Ce marchand de dessins et de tableaux anciens établi depuis 2000 à Bruxelles, tout près du Sablon, succède à son confrère Harold t’Kint de Roodenbeke. Il ajoute : « Nous avons même le luxe d’avoir 115 des participants de l’édition 2024 qui reviennent pour 2025, et ce sur 130 participants. En ce qui concerne les nouveaux exposants, nous avons vraiment fait un beau travail de prospection avec le conseil d’administration. Nous avons pris le parti de visiter des galeries dans toute l’Europe et de discuter avec de nombreux interlocuteurs du marché. La Brafa est un roc, et même dans les périodes plus incertaines, les collectionneurs et exposants nous accordent leur confiance. »
Constance et éclectisme
Première foire d’art et d’antiquités de l’année, elle bénéficie non seulement d’un positionnement unique dans l’agenda, mais également d’un écosystème bruxellois et belge riche en amateurs d’art, en collectionneurs passionnés, en décorateurs à la recherche du bel objet ou du beau meuble. À tous, la Brafa offre, dans une ambiance élégante et détendue qui lui est propre, une multitude de spécialités... mais aussi de prix. Pour célébrer sa 70e édition, les organisateurs ont veillé à maintenir cet éclectisme. « Je pense à l’art ancien, l’archéologie, le design, etc. La plupart de ces spécialités sont déjà bien représentées, mais nous essayons de renforcer petit à petit quelques sections. Nous voulons que la Foire soit aussi équilibrée que possible dans son éclectisme. Parmi les nouveaux exposants, nous accueillons Valerio Turchi [Rome] en archéologie grecque et romaine, mais aussi Colnaghi, DYS44, Lampronti de Londres et Lowet de Wotrenge [Anvers], ces dernières étant spécialisées en maîtres anciens. La section design sera complétée par Objects With Narratives [Bruxelles], qui propose de l’art fonctionnel et design de collection », précise Klaas Muller.

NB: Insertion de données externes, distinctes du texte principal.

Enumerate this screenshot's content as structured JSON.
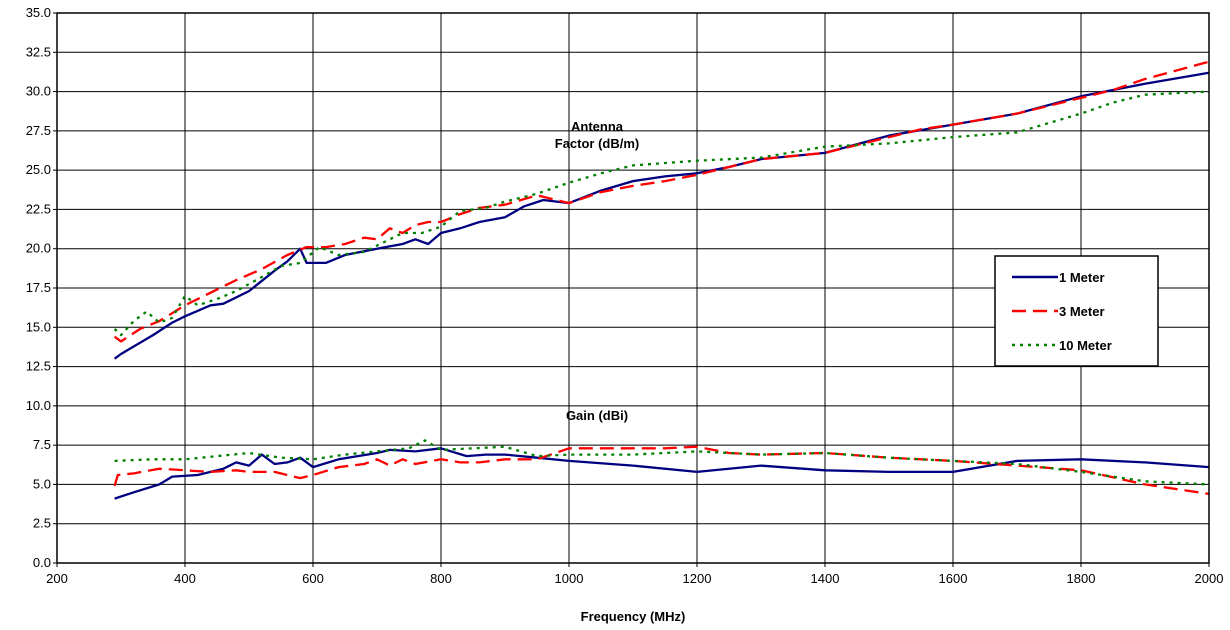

Notons également l’arrivée en art contemporain de Nathalie Obadia (Paris, Bruxelles) ainsi que d’Edouard Simoens Gallery (Knokke) orientée vers l’art d’après-guerre et contemporain. En tout, ce sont cinq nouvelles galeries françaises qui rejoignent la Foire, à savoir, outre les Parisiennes Nathalie Obadia et Templon, BG Arts (Saint-Ouen-sur-Seine), dirigée par Benjamin Gastaud, passionné par le travail de René Lalique, Capazza (Nançay), laquelle propose des pièces de Goudji, et Christophe Perlès (Paris), spécialisé en céramiques anciennes. Enfin, l’art français de l’École de Barbizon jusqu’à l’impressionnisme et au postimpressionnisme est défendu par Stoppenbach & Delestre (Londres, Paris).
Traverser le temps
Tandis que dans d’autres pays le secteur des antiquités peine parfois à se renouveler, le président de la Brafa observe une continuité encourageante chez ses exposants, dans ce domaine et au-delà. « On voit certains enfants reprendre la galerie de leurs parents, explique-t-il. Je pense par exemple au fils de Victor Werner [Alexander] ou celui d’Axel Vervoordt, Boris. Tobias Desmet travaille avec son père [Tom]. Edward Simoens ou Tyr Baudouin (Galerie Lowet de Wotrenge) sont des enfants de marchands d’art également. Dans de nombreux cas, la galerie se développe et se maintient sur plusieurs générations. C’est peut-être assez révélateur de notre métier. On peut même parler de dynasties dans certains cas comme Taménaga. »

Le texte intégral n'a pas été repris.